Prose Poem for Dad
Prose Poem for Dad
Edith wrote this poem about her beloved father
Allan Burroughs Maxwell, Jr. in 2001, 16 years after he passed away.
Built to Last
The projector sat steel gray on a stand of wood, a sturdy mechanism made to last. It smelled of oil and warm celluloid, and even when cold and dark I heard it tick and whir as our images jerked by on the screen. We saw silent happy children in those movies, like watching back yard action through a closed kitchen window.
Daddy always ran the projector. He was a short sturdy man, but his fingers seemed long and deft feeding the film, narrow and shiny, into the sprockets and guiding it on its designated path through the indestructible machine. The projector was heavy, the metal soft-looking, textured, industrial, built to last, untippable, unbreakable.
My father looked like he was built to last, too, but he didn’t. His coma, after a fall so sudden and cruel it made me wail without control, was his bruised and damaged brain saying, “That’s it honey. I am no longer here.” And he wasn’t.
I flew across the country, visited him twice a day. I read him stories, political columns, and quotes from Garrison Keillor, but he did not awake. I told him of my plans to create in me a baby, a grandchild for him, a young person to know him and learn from him all the things I learned: how to leap up from the table at dinner to check a fact in the encyclopedia, how to scramble exactly one egg for yourself and then dry the small cast iron skillet (his personal property) with a soft paper towel as carefully as you might a baby’s bottom, how to splice the narrow soundless film that we all loved to watch.

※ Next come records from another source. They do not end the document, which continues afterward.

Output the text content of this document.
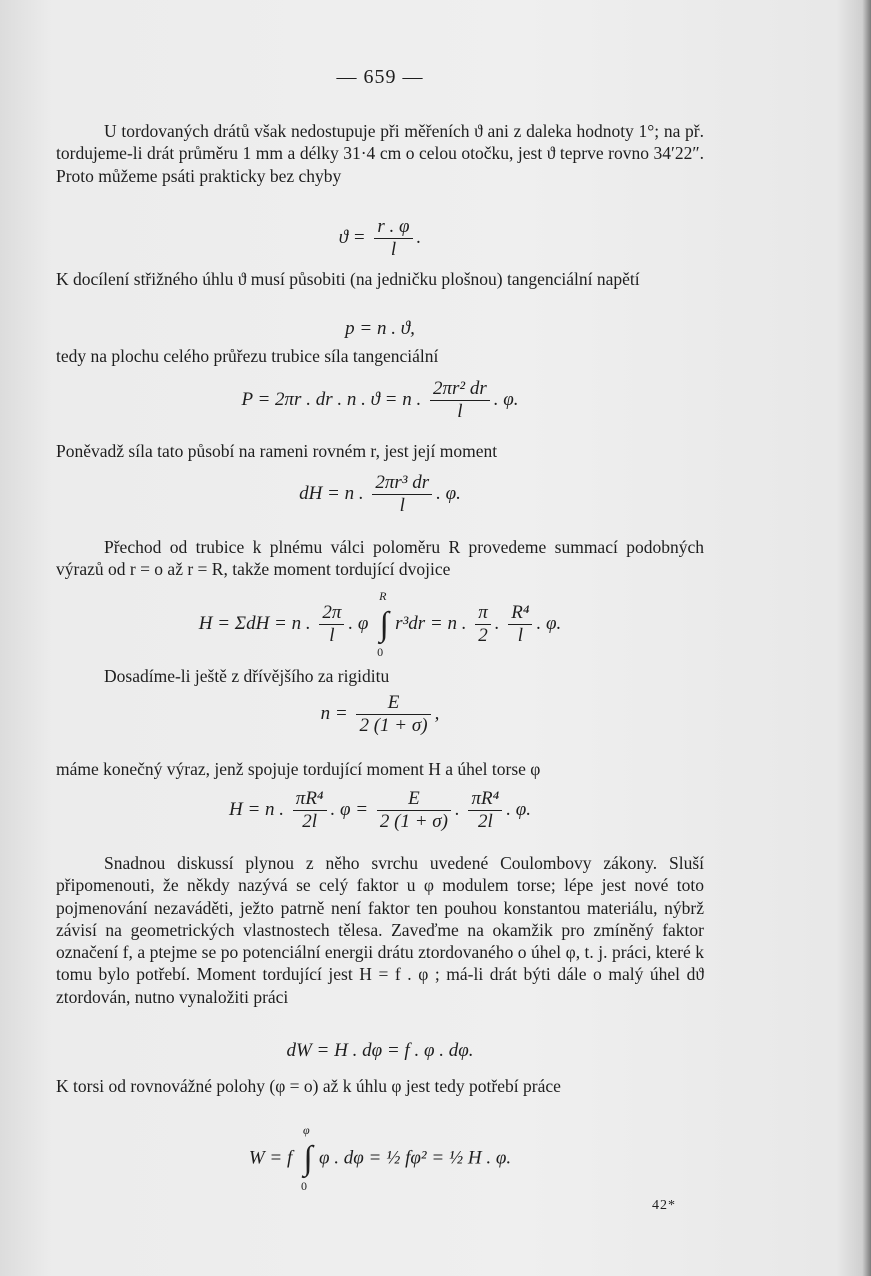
— 659 —

U tordovaných drátů však nedostupuje při měřeních ϑ ani z daleka hodnoty 1°; na př. tordujeme-li drát průměru 1 mm a délky 31·4 cm o celou otočku, jest ϑ teprve rovno 34′22″. Proto můžeme psáti prakticky bez chyby

$ϑ = \frac{r . \varphi}{l}$ .

K docílení střižného úhlu ϑ musí působiti (na jedničku plošnou) tangenciální napětí

p = n . ϑ,

tedy na plochu celého průřezu trubice síla tangenciální

P = 2πr . dr . n . ϑ = n . $\frac{\text{2πr² dr}}{l}$ . φ.

Poněvadž síla tato působí na rameni rovném r, jest její moment

dH = n . $\frac{\text{2πr³ dr}}{l}$ . φ.

Přechod od trubice k plnému válci poloměru R provedeme summací podobných výrazů od r = o až r = R, takže moment tordující dvojice

H = ΣdH = n . $\frac{2\pi}{l}$ . φ ∫
R
0
r³dr = n . $\frac{\pi}{2}$ . $\frac{\text{R⁴}}{l}$ . φ.

Dosadíme-li ještě z dřívějšího za rigiditu

$n = \frac{E}{2 (1 + \sigma)}$ ,

máme konečný výraz, jenž spojuje tordující moment H a úhel torse φ

H = n . $\frac{\text{πR⁴}}{2l}$ . $\varphi = \frac{E}{2 (1 + \sigma)}$ . $\frac{\text{πR⁴}}{2l}$ . φ.

Snadnou diskussí plynou z něho svrchu uvedené Coulombovy zákony. Sluší připomenouti, že někdy nazývá se celý faktor u φ modulem torse; lépe jest nové toto pojmenování nezaváděti, ježto patrně není faktor ten pouhou konstantou materiálu, nýbrž závisí na geometrických vlastnostech tělesa. Zaveďme na okamžik pro zmíněný faktor označení f, a ptejme se po potenciální energii drátu ztordovaného o úhel φ, t. j. práci, které k tomu bylo potřebí. Moment tordující jest H = f . φ ; má-li drát býti dále o malý úhel dϑ ztordován, nutno vynaložiti práci

dW = H . dφ = f . φ . dφ.

K torsi od rovnovážné polohy (φ = o) až k úhlu φ jest tedy potřebí práce

W = f ∫
φ
0
φ . dφ = ½ fφ² = ½ H . φ.
42*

He didn’t wake up for me, for anyone, and passed on from this world five months later that November.
We all went to memorialize him, me with a new tiny baby inside, his sisters with their good cheer masking sadness, his former co-teachers with their wit and memories, and Jan, his second and beloved bride, of generous heart, who loved him and gave him passion in his retirement, Jan with her ample hips and ceaseless talk, and my sisters and brother, oddballs all, posing for pictures in our original family order, only now the youngest is the tallest and the two middles are the shortest, (and since we’re doing nothing but shrinking these days, that’s how it’s going to stay).
My sisters were surprised when I knew how to run the heavy projector, rooted in its perfect mechanism, when I told them Daddy taught me how to splice with the little metal box that clamped the film and let you put a piece of splicing tape just so across the diagonal cuts. After sixteen years his absence still hurts and I can’t tell my father I’m the projectionist now, but I imagine he sees my sons are way impressed.